Adalet Bakanlığı tarafından açıklanan ve 2013 yılına kadar yapılması gerekenleri kapsayan, 62 sayfadan oluşan 24.8.2009 tarihli Yargı Reformu Stratejisi belgesi, beklentileri karşılamaktan uzak olduğu gibi, reform kavramıyla da bağdaşmayan bir içeriğe sahiptir.

Söz konusu belgede, herhangi bir Anayasa değişikliğine gerek olmaksızın, Adalet Bakanlığının “mahkemelerin bağımsızlığı ve yargıç güvencesi ilkelerine” aykırı olarak sahip olduğu yetki ve görevlerinin tartışmaya açılmaması düşündürücüdür. Adalet Bakanlığının özellikle 1982 den sonra sahip olduğu yetki ve görevler korunarak yargı reformu yapılması söz konusu olamaz.

Yargı bağımsızlığı konusunda sadece HSYK’nın yapısının tartışmaya açılması anlamlıdır. Yargı bağımsızlığını zedeleyen düzenleme ve uygulamalarda esas olan Adalet Bakanlığının konumu iken, bu konunun irdelenmemesi düşündürücüdür.

Dünya Yargıçlar Birliği’nin 2003 Viyana Sonuç Bildirgesi’nde yargı bağımsızlığı nedeniyle Adalet Konseylerine (ki ülkemizdeki karşılığı HSYK), hükümet ve parlamento tarafından değil, yargı organları tarafından seçim yapılması gerektiği açıkça ifade edilmiş iken, geniş tabanlı temsil adı altında, kapalı cümlelerle, ancak daha önce bu kavram kullanılarak yasama organı yoluyla seçimden söz edilmesi hatırlandığında, HSYK’nın yapısına müdahalenin üstü kapalı da olsa hala daha ifade edilmesi yine düşündürücüdür.
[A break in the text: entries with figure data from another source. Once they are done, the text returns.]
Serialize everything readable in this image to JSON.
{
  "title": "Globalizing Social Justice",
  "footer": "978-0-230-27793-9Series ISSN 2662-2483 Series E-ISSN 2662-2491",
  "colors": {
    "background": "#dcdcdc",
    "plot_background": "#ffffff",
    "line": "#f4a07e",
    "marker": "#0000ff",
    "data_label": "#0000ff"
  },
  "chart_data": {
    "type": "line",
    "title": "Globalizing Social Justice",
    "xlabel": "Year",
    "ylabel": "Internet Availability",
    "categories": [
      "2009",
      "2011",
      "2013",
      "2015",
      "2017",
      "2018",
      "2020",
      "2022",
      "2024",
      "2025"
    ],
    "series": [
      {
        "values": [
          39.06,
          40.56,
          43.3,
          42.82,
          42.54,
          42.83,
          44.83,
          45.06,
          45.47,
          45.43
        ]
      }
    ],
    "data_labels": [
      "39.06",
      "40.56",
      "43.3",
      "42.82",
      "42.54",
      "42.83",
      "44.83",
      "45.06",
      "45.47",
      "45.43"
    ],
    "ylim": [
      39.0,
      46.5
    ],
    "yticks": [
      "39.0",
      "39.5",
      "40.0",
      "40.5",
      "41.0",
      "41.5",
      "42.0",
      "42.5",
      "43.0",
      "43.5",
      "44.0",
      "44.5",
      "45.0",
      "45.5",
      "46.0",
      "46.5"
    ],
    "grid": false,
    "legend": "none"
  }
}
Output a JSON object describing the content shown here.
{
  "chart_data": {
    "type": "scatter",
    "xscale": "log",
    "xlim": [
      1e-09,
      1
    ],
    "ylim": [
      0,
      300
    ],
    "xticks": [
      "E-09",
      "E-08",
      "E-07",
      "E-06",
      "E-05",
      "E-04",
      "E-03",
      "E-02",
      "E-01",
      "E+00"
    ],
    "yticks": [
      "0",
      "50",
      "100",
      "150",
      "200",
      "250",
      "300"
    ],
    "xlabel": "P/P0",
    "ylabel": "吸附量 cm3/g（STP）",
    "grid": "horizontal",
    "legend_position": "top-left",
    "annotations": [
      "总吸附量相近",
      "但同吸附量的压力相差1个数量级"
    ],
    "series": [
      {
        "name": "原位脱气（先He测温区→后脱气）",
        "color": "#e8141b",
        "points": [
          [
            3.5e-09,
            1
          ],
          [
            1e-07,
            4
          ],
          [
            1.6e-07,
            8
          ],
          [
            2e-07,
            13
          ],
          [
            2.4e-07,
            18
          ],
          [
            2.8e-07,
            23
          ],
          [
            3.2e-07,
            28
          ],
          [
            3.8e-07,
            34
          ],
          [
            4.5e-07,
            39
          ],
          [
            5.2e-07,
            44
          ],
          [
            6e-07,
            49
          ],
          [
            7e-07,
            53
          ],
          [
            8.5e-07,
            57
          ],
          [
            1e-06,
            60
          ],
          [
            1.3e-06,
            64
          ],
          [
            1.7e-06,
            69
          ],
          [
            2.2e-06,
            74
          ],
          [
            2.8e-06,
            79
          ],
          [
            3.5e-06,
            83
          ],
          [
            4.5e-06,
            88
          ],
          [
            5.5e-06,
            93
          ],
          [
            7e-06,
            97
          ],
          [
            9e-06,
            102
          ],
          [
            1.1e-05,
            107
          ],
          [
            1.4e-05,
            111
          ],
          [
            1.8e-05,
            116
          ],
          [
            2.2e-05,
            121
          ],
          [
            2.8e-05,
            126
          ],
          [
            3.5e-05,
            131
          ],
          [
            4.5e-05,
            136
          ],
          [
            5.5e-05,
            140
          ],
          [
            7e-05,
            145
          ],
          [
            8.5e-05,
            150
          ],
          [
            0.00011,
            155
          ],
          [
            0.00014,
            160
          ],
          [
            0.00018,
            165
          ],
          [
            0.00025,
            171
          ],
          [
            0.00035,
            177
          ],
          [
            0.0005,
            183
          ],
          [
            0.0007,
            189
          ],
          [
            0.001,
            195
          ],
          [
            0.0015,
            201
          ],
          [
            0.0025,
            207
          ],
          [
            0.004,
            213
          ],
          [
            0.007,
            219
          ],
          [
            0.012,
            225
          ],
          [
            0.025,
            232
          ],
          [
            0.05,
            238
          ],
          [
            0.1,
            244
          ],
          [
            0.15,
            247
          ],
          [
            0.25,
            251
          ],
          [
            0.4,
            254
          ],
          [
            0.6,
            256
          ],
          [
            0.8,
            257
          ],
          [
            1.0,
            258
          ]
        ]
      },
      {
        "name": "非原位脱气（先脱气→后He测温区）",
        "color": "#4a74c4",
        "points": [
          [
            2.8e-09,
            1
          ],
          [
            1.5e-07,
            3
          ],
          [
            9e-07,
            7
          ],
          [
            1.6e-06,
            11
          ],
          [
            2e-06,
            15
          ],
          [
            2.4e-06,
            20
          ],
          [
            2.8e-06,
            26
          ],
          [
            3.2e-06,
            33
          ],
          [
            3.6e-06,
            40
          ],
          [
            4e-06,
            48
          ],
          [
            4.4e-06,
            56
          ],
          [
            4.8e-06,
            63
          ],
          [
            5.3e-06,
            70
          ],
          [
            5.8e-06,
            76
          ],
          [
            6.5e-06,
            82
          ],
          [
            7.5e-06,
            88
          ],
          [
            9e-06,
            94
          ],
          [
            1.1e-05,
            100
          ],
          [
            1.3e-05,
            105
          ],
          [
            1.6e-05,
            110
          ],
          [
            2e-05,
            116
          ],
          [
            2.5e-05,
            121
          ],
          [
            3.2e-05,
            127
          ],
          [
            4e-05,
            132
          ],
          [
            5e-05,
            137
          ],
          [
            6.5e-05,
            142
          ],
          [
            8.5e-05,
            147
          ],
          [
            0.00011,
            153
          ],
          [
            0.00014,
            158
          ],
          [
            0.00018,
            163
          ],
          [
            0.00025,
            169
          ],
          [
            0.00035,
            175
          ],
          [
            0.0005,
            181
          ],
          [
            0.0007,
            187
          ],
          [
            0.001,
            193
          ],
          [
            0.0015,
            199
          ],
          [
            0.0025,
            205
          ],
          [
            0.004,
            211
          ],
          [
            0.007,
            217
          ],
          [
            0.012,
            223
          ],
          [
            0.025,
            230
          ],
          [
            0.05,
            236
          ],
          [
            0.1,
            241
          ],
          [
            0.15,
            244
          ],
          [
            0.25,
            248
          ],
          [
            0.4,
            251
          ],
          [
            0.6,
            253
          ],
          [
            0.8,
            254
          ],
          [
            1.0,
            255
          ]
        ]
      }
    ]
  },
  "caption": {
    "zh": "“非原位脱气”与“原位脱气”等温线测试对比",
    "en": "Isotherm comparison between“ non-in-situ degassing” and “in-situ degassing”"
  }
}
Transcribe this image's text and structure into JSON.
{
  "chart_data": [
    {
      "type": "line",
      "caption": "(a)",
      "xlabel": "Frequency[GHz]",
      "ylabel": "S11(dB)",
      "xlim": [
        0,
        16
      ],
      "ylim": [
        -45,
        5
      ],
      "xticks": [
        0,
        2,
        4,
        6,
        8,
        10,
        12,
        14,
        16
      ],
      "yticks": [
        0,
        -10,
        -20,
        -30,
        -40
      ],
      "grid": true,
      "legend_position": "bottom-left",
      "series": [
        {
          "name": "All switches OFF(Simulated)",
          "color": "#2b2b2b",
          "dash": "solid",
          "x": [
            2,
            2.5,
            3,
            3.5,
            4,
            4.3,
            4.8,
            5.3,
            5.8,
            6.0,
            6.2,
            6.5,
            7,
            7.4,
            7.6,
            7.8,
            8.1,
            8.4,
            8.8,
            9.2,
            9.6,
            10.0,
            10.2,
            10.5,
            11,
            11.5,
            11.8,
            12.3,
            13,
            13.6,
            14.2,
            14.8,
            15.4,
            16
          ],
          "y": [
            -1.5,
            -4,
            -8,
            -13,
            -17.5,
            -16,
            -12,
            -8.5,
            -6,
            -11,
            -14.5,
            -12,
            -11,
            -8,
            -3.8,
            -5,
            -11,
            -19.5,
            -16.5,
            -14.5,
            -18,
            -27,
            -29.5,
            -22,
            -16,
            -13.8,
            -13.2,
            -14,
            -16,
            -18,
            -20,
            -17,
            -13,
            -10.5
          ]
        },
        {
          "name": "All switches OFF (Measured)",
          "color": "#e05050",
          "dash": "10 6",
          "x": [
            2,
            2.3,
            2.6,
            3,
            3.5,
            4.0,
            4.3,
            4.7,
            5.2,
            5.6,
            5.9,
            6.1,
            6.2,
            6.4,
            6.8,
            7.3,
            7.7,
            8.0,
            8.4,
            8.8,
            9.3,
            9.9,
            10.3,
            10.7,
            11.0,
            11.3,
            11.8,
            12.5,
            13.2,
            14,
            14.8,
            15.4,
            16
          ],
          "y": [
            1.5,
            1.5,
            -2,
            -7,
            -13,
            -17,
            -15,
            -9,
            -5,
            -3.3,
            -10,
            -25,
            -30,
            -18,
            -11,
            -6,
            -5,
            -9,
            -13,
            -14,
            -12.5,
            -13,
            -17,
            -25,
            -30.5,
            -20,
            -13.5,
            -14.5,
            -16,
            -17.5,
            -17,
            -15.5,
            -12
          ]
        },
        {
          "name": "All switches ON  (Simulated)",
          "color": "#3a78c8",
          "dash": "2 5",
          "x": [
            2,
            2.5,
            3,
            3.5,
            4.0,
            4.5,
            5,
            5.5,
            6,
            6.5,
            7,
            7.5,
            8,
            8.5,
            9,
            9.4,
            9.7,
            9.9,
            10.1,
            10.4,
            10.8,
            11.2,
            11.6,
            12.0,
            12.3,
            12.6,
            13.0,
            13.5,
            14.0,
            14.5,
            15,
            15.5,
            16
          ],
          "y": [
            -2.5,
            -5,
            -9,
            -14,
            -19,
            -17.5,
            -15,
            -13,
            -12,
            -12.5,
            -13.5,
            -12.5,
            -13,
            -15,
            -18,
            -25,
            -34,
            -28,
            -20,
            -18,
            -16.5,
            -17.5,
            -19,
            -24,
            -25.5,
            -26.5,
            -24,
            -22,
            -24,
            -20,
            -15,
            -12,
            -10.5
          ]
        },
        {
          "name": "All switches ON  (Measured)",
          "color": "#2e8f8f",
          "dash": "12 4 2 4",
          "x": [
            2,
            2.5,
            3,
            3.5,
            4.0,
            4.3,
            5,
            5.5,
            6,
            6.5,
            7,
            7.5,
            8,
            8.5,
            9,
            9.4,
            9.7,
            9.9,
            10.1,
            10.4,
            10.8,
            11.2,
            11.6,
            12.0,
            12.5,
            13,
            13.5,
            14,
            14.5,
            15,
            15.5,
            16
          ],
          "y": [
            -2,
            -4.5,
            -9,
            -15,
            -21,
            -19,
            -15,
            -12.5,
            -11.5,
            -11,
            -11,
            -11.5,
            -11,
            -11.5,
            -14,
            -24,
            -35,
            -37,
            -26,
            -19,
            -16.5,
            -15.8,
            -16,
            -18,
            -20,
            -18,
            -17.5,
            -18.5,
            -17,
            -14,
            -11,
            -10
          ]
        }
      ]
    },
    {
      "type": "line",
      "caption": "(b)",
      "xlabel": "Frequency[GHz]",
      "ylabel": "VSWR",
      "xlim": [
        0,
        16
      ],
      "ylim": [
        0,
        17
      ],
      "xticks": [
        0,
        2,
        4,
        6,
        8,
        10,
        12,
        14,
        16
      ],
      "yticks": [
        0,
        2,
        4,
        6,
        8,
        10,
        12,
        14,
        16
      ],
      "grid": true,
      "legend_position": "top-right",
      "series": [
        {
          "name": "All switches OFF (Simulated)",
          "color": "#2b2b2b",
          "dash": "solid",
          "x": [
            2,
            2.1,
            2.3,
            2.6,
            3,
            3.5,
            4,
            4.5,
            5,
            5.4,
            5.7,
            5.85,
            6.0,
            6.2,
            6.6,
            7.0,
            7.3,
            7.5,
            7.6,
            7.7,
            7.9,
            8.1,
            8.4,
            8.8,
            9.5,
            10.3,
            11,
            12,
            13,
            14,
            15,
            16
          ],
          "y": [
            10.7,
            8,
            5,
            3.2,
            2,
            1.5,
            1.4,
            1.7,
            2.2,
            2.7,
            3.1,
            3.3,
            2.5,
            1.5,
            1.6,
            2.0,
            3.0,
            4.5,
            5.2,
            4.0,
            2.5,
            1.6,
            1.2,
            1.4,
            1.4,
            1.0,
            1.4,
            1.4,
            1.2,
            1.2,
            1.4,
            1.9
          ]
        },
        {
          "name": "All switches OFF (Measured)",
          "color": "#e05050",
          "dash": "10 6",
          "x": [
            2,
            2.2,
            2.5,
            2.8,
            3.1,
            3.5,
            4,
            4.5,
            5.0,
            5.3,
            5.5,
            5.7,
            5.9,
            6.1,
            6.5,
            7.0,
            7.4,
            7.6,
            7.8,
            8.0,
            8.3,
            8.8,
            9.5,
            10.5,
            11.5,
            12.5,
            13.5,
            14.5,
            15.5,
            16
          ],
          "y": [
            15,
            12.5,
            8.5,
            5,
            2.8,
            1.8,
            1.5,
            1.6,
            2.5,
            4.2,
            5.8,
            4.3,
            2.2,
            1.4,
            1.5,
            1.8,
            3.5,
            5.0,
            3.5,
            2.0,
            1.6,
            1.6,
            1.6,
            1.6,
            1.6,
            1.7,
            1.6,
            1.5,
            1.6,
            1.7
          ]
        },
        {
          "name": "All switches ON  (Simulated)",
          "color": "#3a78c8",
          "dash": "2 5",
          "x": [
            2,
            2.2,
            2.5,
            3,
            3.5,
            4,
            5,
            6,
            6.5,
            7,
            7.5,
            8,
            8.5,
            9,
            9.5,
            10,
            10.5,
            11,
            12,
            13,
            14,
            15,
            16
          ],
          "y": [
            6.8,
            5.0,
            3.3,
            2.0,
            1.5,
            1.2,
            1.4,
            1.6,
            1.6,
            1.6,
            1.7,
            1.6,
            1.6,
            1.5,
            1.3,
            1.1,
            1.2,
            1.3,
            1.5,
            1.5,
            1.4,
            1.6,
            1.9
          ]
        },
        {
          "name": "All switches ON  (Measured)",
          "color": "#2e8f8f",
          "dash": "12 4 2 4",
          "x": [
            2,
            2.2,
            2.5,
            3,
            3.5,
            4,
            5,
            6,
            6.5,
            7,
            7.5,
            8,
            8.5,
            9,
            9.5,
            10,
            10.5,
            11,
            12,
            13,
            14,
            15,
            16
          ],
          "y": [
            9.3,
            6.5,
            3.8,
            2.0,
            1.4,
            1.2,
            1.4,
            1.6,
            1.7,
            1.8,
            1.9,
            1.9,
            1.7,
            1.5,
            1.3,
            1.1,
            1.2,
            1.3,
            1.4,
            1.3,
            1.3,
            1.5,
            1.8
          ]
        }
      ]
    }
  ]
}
Hak arama özgürlükleri önündeki engellerden ve bu özgürlüğün etkin kullanımından söz edilmemesi dikkat çekicidir.

YARSAV’ın kapatılmasından vazgeçildiği belirtilmesine rağmen, Anayasa’nın yürütme bölümü içinde idare başlığı altında düzenlenen, idari vesayete bağlı kamu kurumu niteliğinde yeni bir meslek örgütü kuracağını hala daha ifade eden, böyle bir örgütlenmenin Avrupa’da bir örneği olmadığını bilen Bakanlık, yargıda örgütlenme adı altında yargıyı iyice vesayet altına almaya çalışmaktadır.

Adli Tıp Kurumu ve Adalet Akademisi üzerindeki Adalet Bakanlığının etkisi sürdürülmektedir.

AB için hazırlandığı söylenen metin sırasında yargının tek sivil örgütü YARSAV’ın görüşlerinin alınmaması ise, yine AB söylemlerinin kullanıldığını ancak AB normlarının asla içselleştirilemediğini, reform adı altında yapılanların da, reform ve AB ile doğrudan ilgisi olmadığını ortaya koymaktadır.

Metin yaşama geçirilirse, Türkiye’nin daha ciddi bir yargı reformuna ihtiyaç duyacağı tartışmasızdır. Konu ile ilgili ayrıntılı açıklama yapılacaktır.